The resultant case for the use of daily small- cone moxa in the fight to contain TB in AfricaThis section of the website devoted to tuberculosis identifies several major problems in the battle to contain this terrible disease in Africa. To summarise, these are
- High rates of latent disease
- Emerging drug resistance
- The complications caused by high incidence of co-infection with HIV/AIDS
- The likelihood that any new drugs will be too expensive and may not be appropriate for a resource-poor environment
- The absence of any effective vaccine
- The problems of accurate and unavailable diagnosis which is vital to safe and effective treatment
If there is any doubt remaining as to how serious the problem is, one only needs to review what the recognised experts are publicly saying in the subject.
It would seem clear that any appropriate strategy to confront and contain the epidemic in Africa necessarily needs to allow for all or as many of these factors for it to have a chance of success. This is why some degree of innovation is going to be needed.
The Moxafrica charity is tentatively proposing that small-cone direct moxa may be appropriate because it would appear to allow for most of these problems.
Moxa treatment does not require diagnosis. It can be safely applied in literally the most barefoot of applications.
It can be used alongside existing medication of any sort - in fact anecdotal evidence to date suggests that it significantly reduces their pernicious side-effects, one of the factors which contributes not just to non-compliance but also to the morbidity and mortality rates.
Anecdotal evidence also supports the hypothesis that co-infected patients respond positively.
It may also reduce periods of infection. If this proved to be the case in drug resistant patients this could have a huge positive impact on the spread of drug-resistant disease.

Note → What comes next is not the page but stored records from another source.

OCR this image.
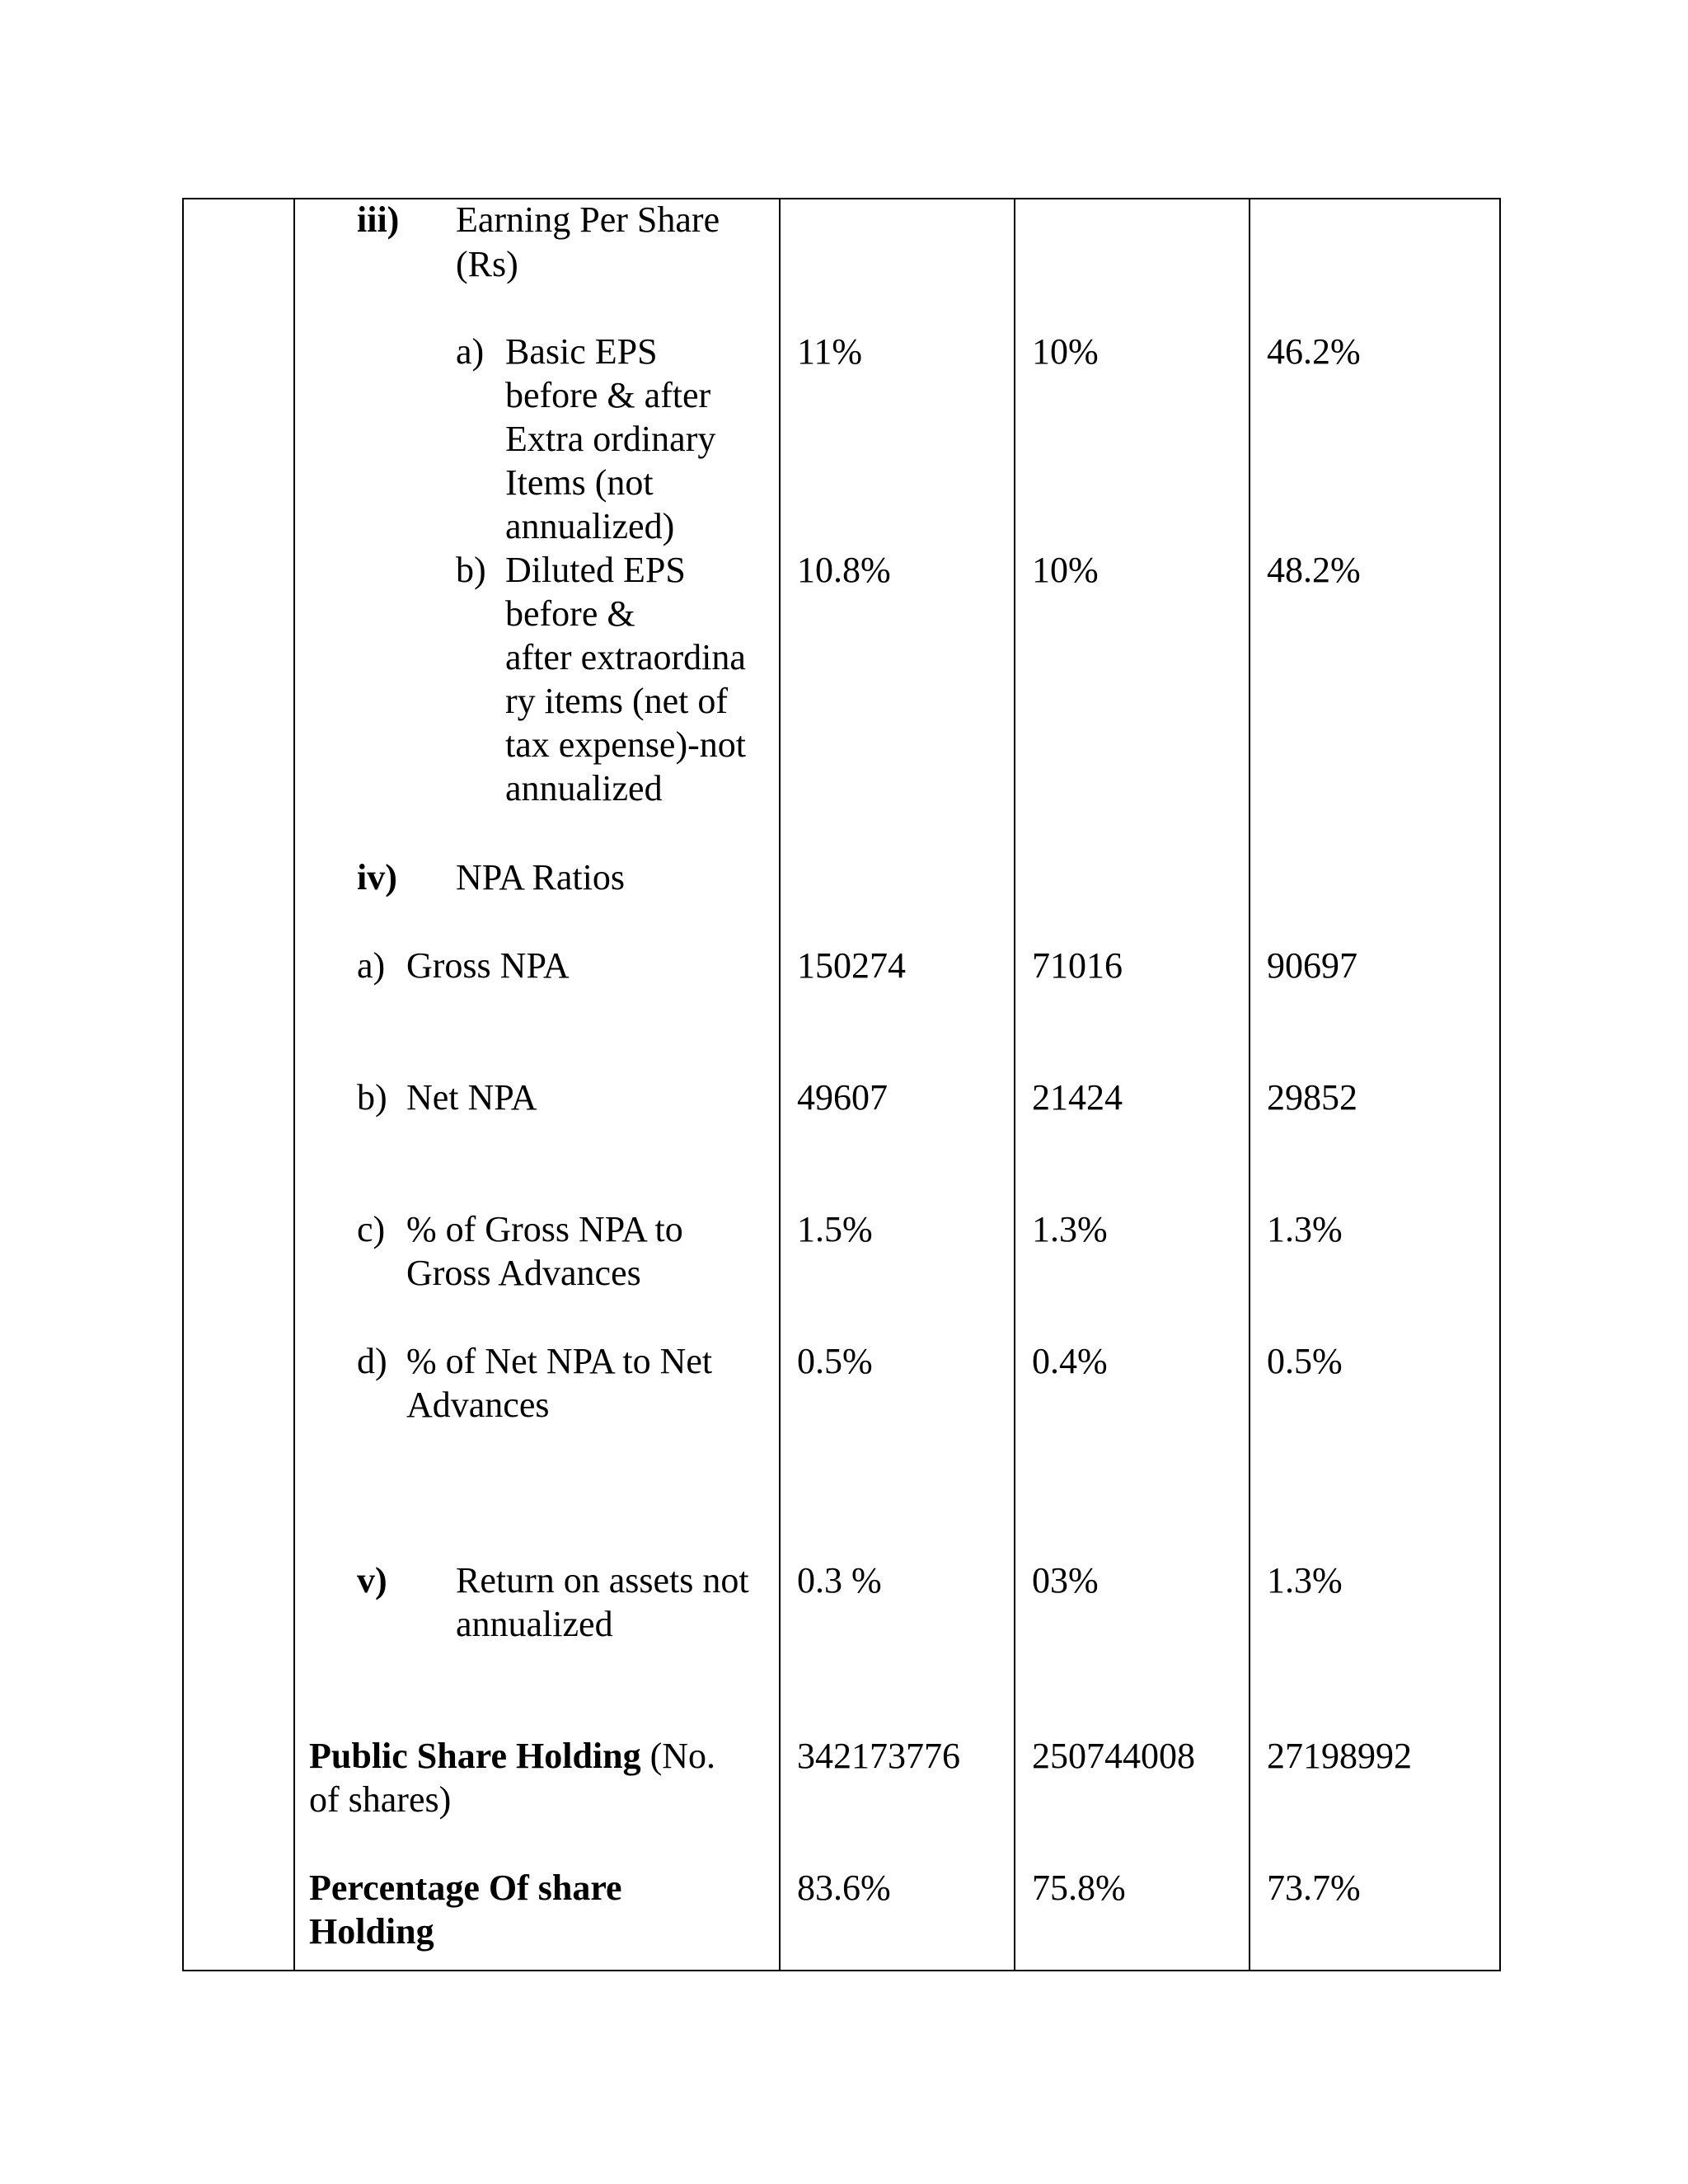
iii) Earning Per Share
(Rs)
a) Basic EPS
before & after
Extra ordinary
Items (not
annualized)
11%	10%	46.2%
b) Diluted EPS
before &
after extraordina
ry items (net of
tax expense)-not
annualized
10.8%	10%	48.2%
iv) NPA Ratios
a) Gross NPA	150274	71016	90697
b) Net NPA	49607	21424	29852
c) % of Gross NPA to
Gross Advances
1.5%	1.3%	1.3%
d) % of Net NPA to Net
Advances
0.5%	0.4%	0.5%
v) Return on assets not
annualized
0.3 %	03%	1.3%
Public Share Holding (No.
of shares)
342173776 250744008 27198992
Percentage Of share
Holding
83.6%	75.8%	73.7%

And of course it is cheap, unpatentable, and its production could quite possibly be developed as a viable cottage industry in sub-tropical regions of the continent
The most extreme but most exciting possibility is that its suspected immuno-therapeutic effects may be enough to successfully treat MDR-TB alongside currently ineffective first line drugs. If this were provable, not only would a viable treatment become available for literally millions of people directly threatened by this disease who currently have nothing (and for whom none is likely to be available for perhaps at least a generation), but its cost could be as much as over one hundred times cheaper than the existing second line treatment used by MSF in South Africa. There is a possibility, as well, that survival rates might be higher.
The challenge is to ensure that each and every one of these possibilities is thoroughly investigated because any one of them is a potential game-changer.